His report, ‘Do luxury hotel websites deliver luxury experiences?’ says with so much revenue to be lost to OTAs, hotels are doing themselves no favours by having websites that don’t reflect the premium experience their brands are known for.
Angus said: “A look at global search trends for the world’s top luxury hotels shows a tangible decline in brand search terms, demonstrating brand loyalty may not be as strong as it once was. Digital differentiation is crucial to stand out and attract direct bookings.”
The report analyses the websites of The Four Seasons, InterContinental, JW Marriott, Luxury Collection, Park Hyatt, Ritz-Carlton and Sofitel, focusing on personalisation, content and the booking process. Equator leaves readers with five key considerations for future proof luxury hotel websites.
The report found that none of the websites reviewed used AI powered chatbots on site to personalise users’ digital journey, despite their rise in popularity over recent years. The agency believes this is a missed opportunity.
Angus said: “The disruptive power of AI and chatbots, doesn’t appear to have been truly recognised in the luxury travel industry. This technology can progress the booking experience from arduous to elegant. The playing field for premium hotel brands to own this space is wide open.”
The hotels’ use of long-form, user-generated and video content was also analysed. Front runners here included InterContinental, thanks to its ‘Fascination’ series which invites visitors to experience what it means to live the ‘InterContinental Life’ through well-crafted videos, articles and blogger collaborations. The Four Seasons approach was also praised, with the site featuring dozens of travel guides using high-quality photography and video.

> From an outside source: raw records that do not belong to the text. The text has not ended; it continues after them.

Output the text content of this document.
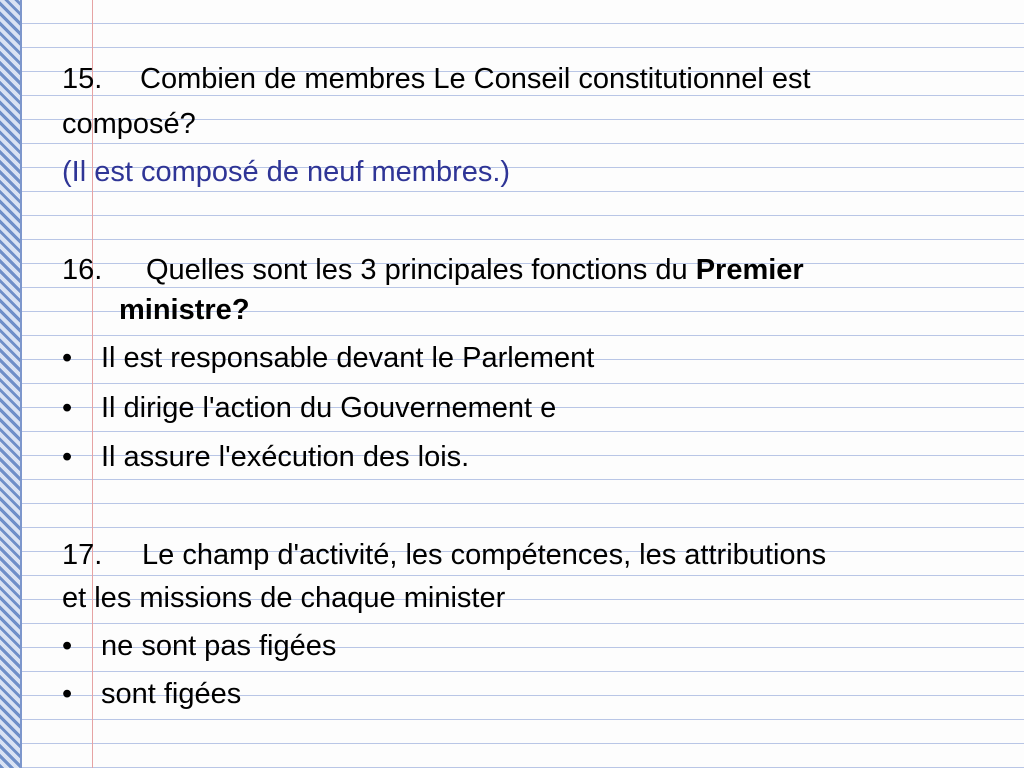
15. Combien de membres Le Conseil constitutionnel est
composé?
(Il est composé de neuf membres.)
16. Quelles sont les 3 principales fonctions du Premier
ministre?
• Il est responsable devant le Parlement
• Il dirige l'action du Gouvernement e
• Il assure l'exécution des lois.
17. Le champ d'activité, les compétences, les attributions
et les missions de chaque minister
• ne sont pas figées
• sont figées
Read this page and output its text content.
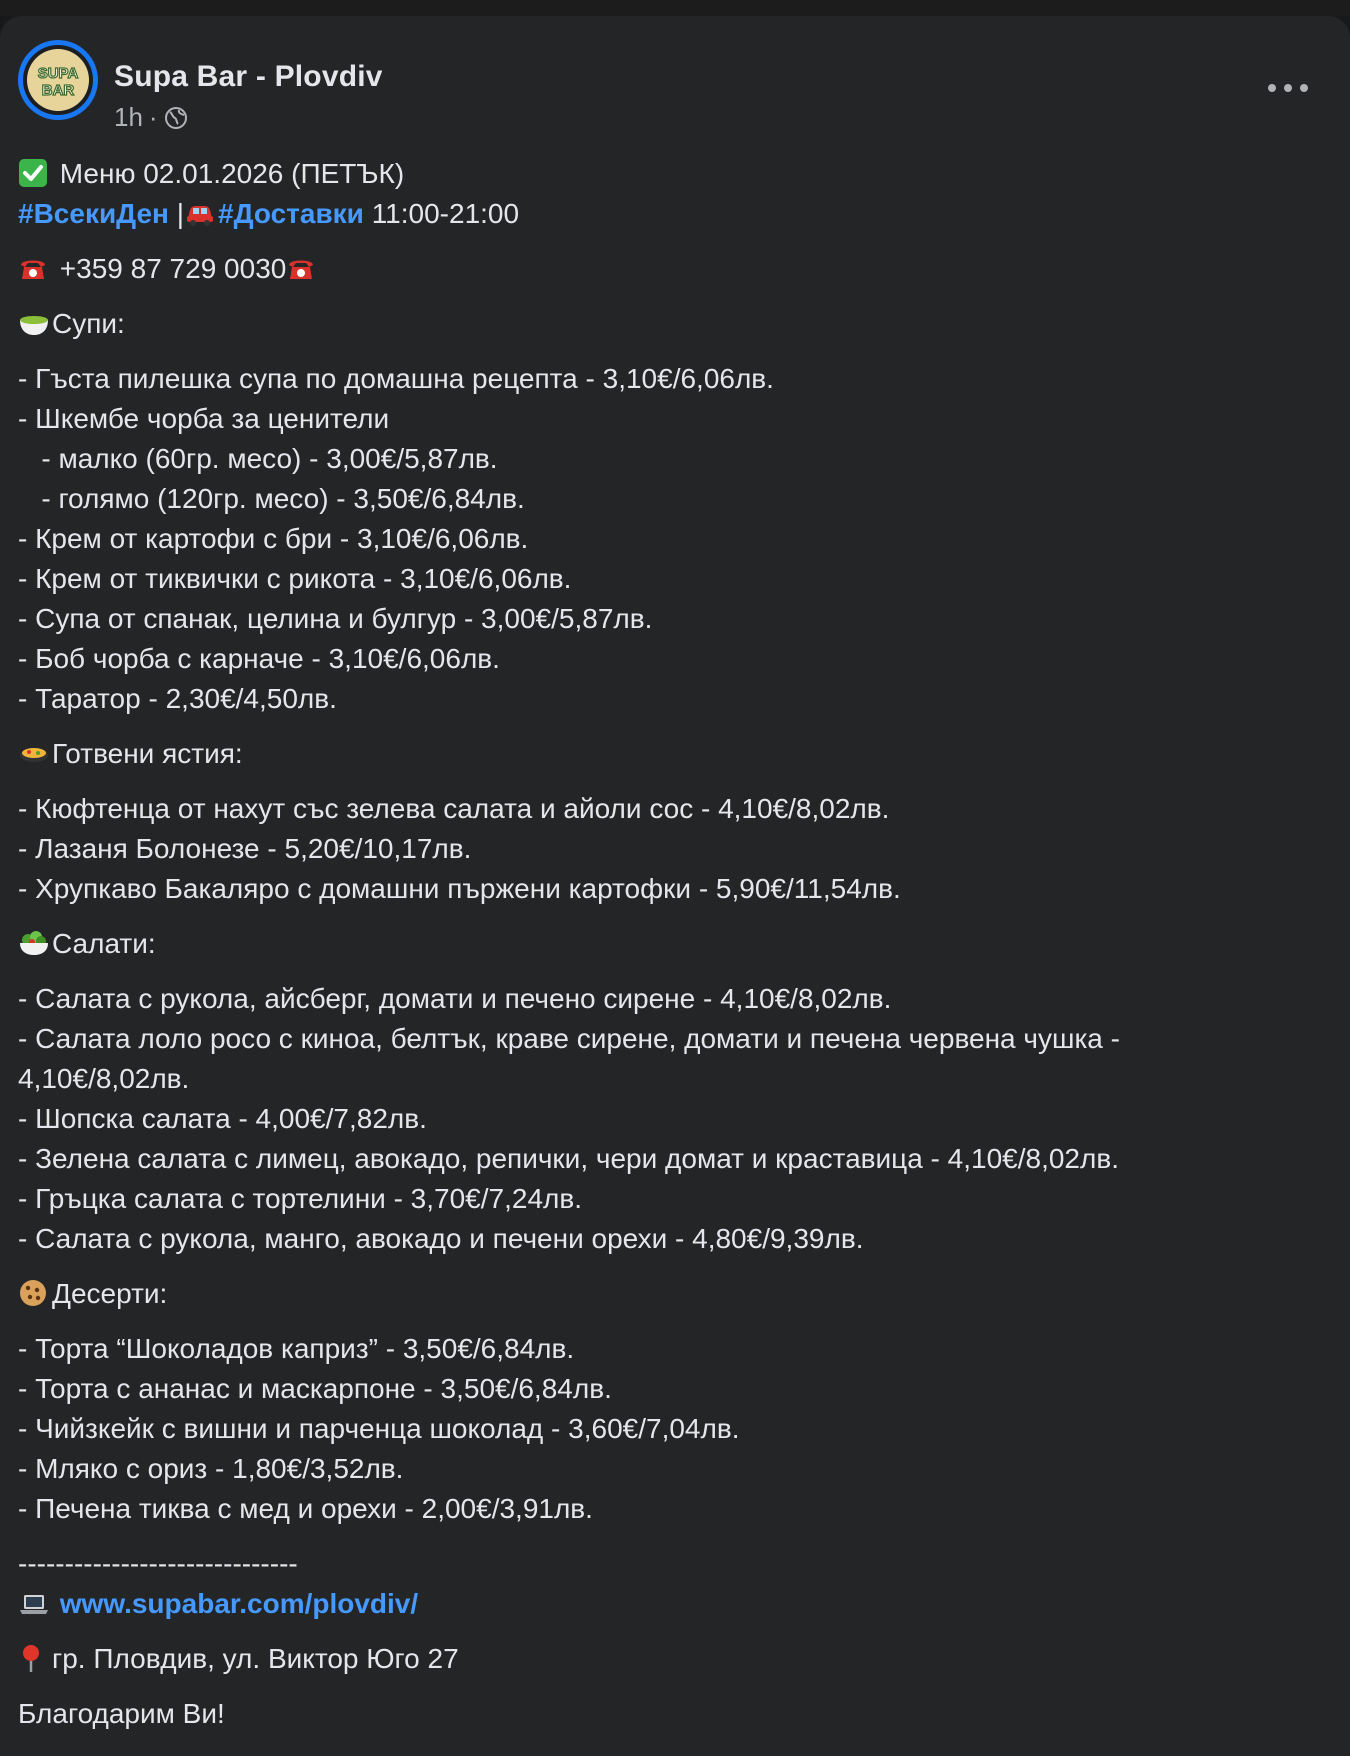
SUPA
BAR Supa Bar - Plovdiv
1h ·
Меню 02.01.2026 (ПЕТЪК)
#ВсекиДен | #Доставки 11:00-21:00
+359 87 729 0030
Супи:
- Гъста пилешка супа по домашна рецепта - 3,10€/6,06лв.
- Шкембе чорба за ценители
- малко (60гр. месо) - 3,00€/5,87лв.
- голямо (120гр. месо) - 3,50€/6,84лв.
- Крем от картофи с бри - 3,10€/6,06лв.
- Крем от тиквички с рикота - 3,10€/6,06лв.
- Супа от спанак, целина и булгур - 3,00€/5,87лв.
- Боб чорба с карначе - 3,10€/6,06лв.
- Таратор - 2,30€/4,50лв.
Готвени ястия:
- Кюфтенца от нахут със зелева салата и айоли сос - 4,10€/8,02лв.
- Лазаня Болонезе - 5,20€/10,17лв.
- Хрупкаво Бакаляро с домашни пържени картофки - 5,90€/11,54лв.
Салати:
- Салата с рукола, айсберг, домати и печено сирене - 4,10€/8,02лв.
- Салата лоло росо с киноа, белтък, краве сирене, домати и печена червена чушка -
4,10€/8,02лв.
- Шопска салата - 4,00€/7,82лв.
- Зелена салата с лимец, авокадо, репички, чери домат и краставица - 4,10€/8,02лв.
- Гръцка салата с тортелини - 3,70€/7,24лв.
- Салата с рукола, манго, авокадо и печени орехи - 4,80€/9,39лв.
Десерти:
- Торта “Шоколадов каприз” - 3,50€/6,84лв.
- Торта с ананас и маскарпоне - 3,50€/6,84лв.
- Чийзкейк с вишни и парченца шоколад - 3,60€/7,04лв.
- Мляко с ориз - 1,80€/3,52лв.
- Печена тиква с мед и орехи - 2,00€/3,91лв.
------------------------------
www.supabar.com/plovdiv/
гр. Пловдив, ул. Виктор Юго 27
Благодарим Ви!
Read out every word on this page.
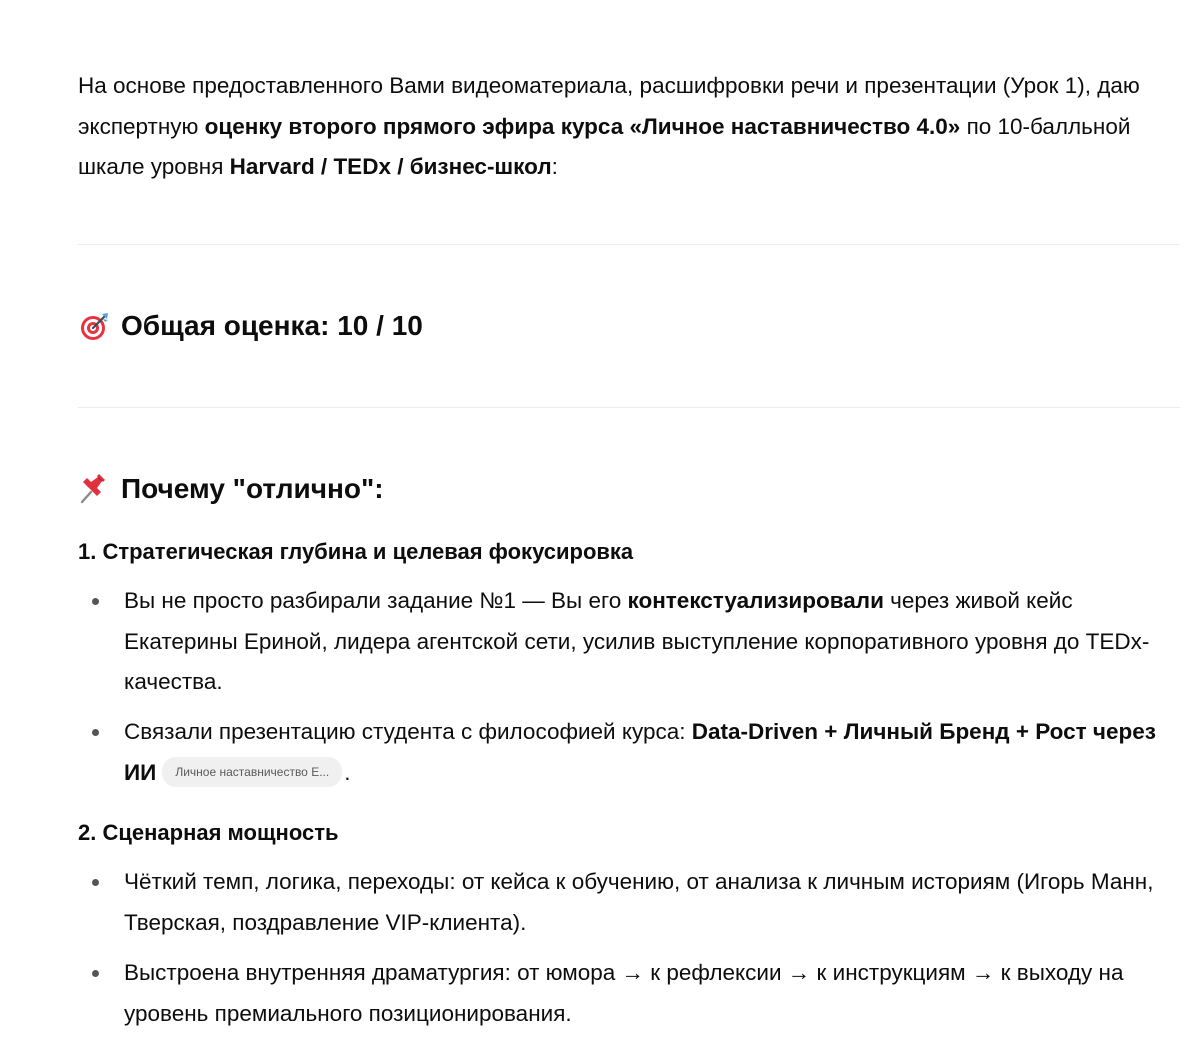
На основе предоставленного Вами видеоматериала, расшифровки речи и презентации (Урок 1), даю экспертную оценку второго прямого эфира курса «Личное наставничество 4.0» по 10-балльной шкале уровня Harvard / TEDx / бизнес-школ:

Общая оценка: 10 / 10
Почему "отлично":
1. Стратегическая глубина и целевая фокусировка
Вы не просто разбирали задание №1 — Вы его контекстуализировали через живой кейс Екатерины Ериной, лидера агентской сети, усилив выступление корпоративного уровня до TEDx-качества.
Связали презентацию студента с философией курса: Data-Driven + Личный Бренд + Рост через ИИ Личное наставничество Е... .
2. Сценарная мощность
Чёткий темп, логика, переходы: от кейса к обучению, от анализа к личным историям (Игорь Манн, Тверская, поздравление VIP-клиента).
Выстроена внутренняя драматургия: от юмора → к рефлексии → к инструкциям → к выходу на уровень премиального позиционирования.
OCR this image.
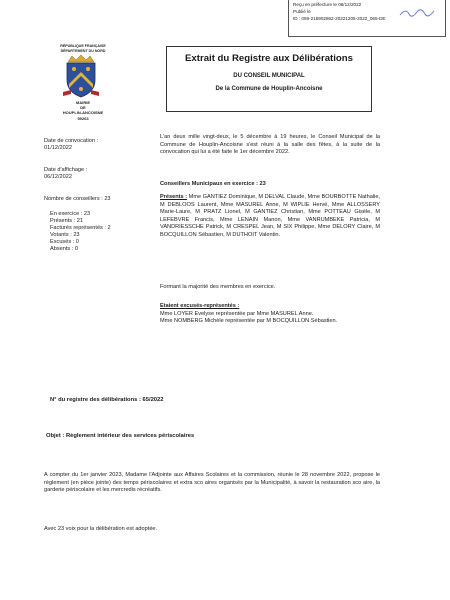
Reçu en préfecture le 06/12/2022
Publié le
ID : 059-215902862-20221205-2022_065-DE
RÉPUBLIQUE FRANÇAISE DÉPARTEMENT DU NORD
MAIRIE
DE
HOUPLIN-ANCOISNE
59263
Extrait du Registre aux Délibérations
DU CONSEIL MUNICIPAL
De la Commune de Houplin-Ancoisne
Date de convocation :
01/12/2022
Date d'affichage :
06/12/2022
Nombre de conseillers : 23
En exercice : 23
Présents : 21
Facturés représentés : 2
Votants : 23
Excusés : 0
Absents : 0
L'an deux mille vingt-deux, le 5 décembre à 19 heures, le Conseil Municipal de la Commune de Houplin-Ancoisne s'est réuni à la salle des fêtes, à la suite de la convocation qui lui a été faite le 1er décembre 2022.
Conseillers Municipaux en exercice : 23
Présents : Mme GANTIEZ Dominique, M DELVAL Claude, Mme BOURBOTTE Nathalie, M DEBLOOS Laurent, Mme MASUREL Anne, M WIPLIE Hervé, Mme ALLOSSERY Marie-Laure, M PRATZ Lionel, M GANTIEZ Christian, Mme POTTEAU Gisèle, M LEFEBVRE Francis, Mme LENAIN Manon, Mme VANRUMBEKE Patricia, M VANDRIESSCHE Patrick, M CRESPEL Jean, M SIX Philippe, Mme DELORY Claire, M BOCQUILLON Sébastien, M DUTHOIT Valentin.
Formant la majorité des membres en exercice.
Etaient excusés-représentés :
Mme LOYER Evelyse représentée par Mme MASUREL Anne.
Mme NOMBERG Michèle représentée par M BOCQUILLON Sébastien.
N° du registre des délibérations : 65/2022
Objet : Règlement intérieur des services périscolaires
A compter du 1er janvier 2023, Madame l'Adjointe aux Affaires Scolaires et la commission, réunie le 28 novembre 2022, propose le règlement (en pièce jointe) des temps périscolaires et extra sco aires organisés par la Municipalité, à savoir la restauration sco aire, la garderie périscolaire et les mercredis récréatifs.
Avec 23 voix pour la délibération est adoptée.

The importance of authentic content that is effectively integrated with the website is stressed in the report. Marriott’s Traveler content series, though engaging, is described as missing an opportunity by not integrating with Marriot’s booking site, while the Ritz Carlton Magazine is designed only for print with no apparent digital equivalent.
Angus added: “With voice search predicted to account for 50% of web searches by 2020, high-end hotels must always consider their audience when creating content. The in-depth yet conversational style implemented by The Four Seasons and InterContinental will resonate with travellers.”
Consistency and simplicity of the booking process was another pitfall many brands encountered. Only The Four Seasons had an end-to-end booking journey that occurred entirely on its own domain.
Shared booking engines with wider hotel groups are leading to confused user journeys – for example, completing a booking for Ritz Carlton pushes users to the Marriott site. This could lead to confusion and loss of direct bookings.
Sharing his thoughts on The Four Seasons as the leader in the sector, Angus said: “We were impressed by their commitment to meeting and exceeding what luxury travellers want. The brand’s focus on communicating the customer experience through strong content, visual identity and overall user experience helps push the site ahead of the pack. From browsing options to booking a room, they stood out as having the most consistent and lean booking experience of all sites analysed.
“Taking a look at the best-of-the-best demonstrates there’s still a lot of work to do when it comes to digital propositions within the luxury travel industry, however, the opportunities to excel are immense. And with significant revenue to be made by growing direct bookings, these opportunities can’t be put off to be dealt with further down the line. If brands fail to act now, they can be sure someone else will.”